Capítulo 10

Biscoitos de Cape Cod

Ingredientes

1 quarta de manteiga amolecida (114 g)

2 chávenas cheias de açúcar mascavado

2 ovos grandes

1/2 colher de chá de extrato de baunilha

2 colheres de sopa de natas

3 chávenas de farinha

2 colheres de chá de fermento em pó

1/2 colher de chá de sal

1 chávena de arandos secos

1 chávena de pepitas de chocolate branco

Preparação

1.Pré-aqueça o forno a 190 °C.

2.Numa tigela grande, utilizando uma batedeira, misture a manteiga e o açúcar mascavado, até obter uma massa cremosa. Introduza os ovos, a baunilha e as natas, continuando a bater.

3.Peneire a farinha, o fermento e o sal adicionando à mistura da manteiga, uma chávena de cada vez. Bata até ter os ingredientes bem misturados.

4.Adicione os arandos e as pepitas de chocolate.

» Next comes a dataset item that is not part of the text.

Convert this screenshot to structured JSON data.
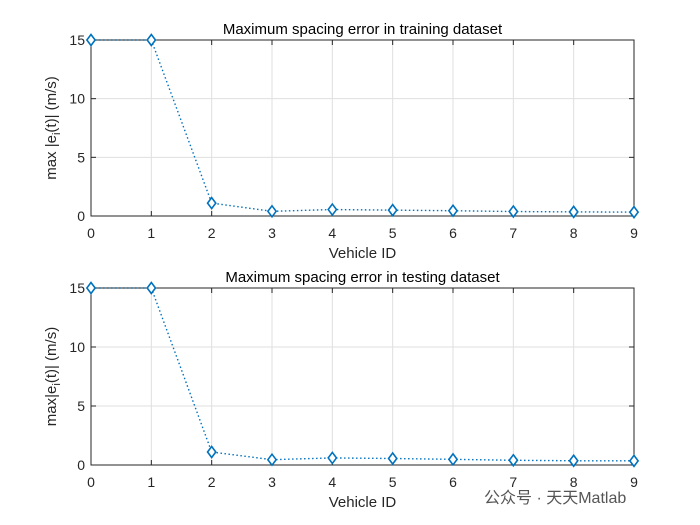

Mexa para os distribuir uniformemente.

5.Utilizando uma colher de chá, coloque pequenas porções da massa num tabuleiro, deixando espaço livre para aumentarem de tamanho. Mantenha os biscoitos no forno durante dez a treze minutos. Deixe-os arrefecer durante cinco minutos no tabuleiro e, em seguida, passe-os para uma grelha metálica.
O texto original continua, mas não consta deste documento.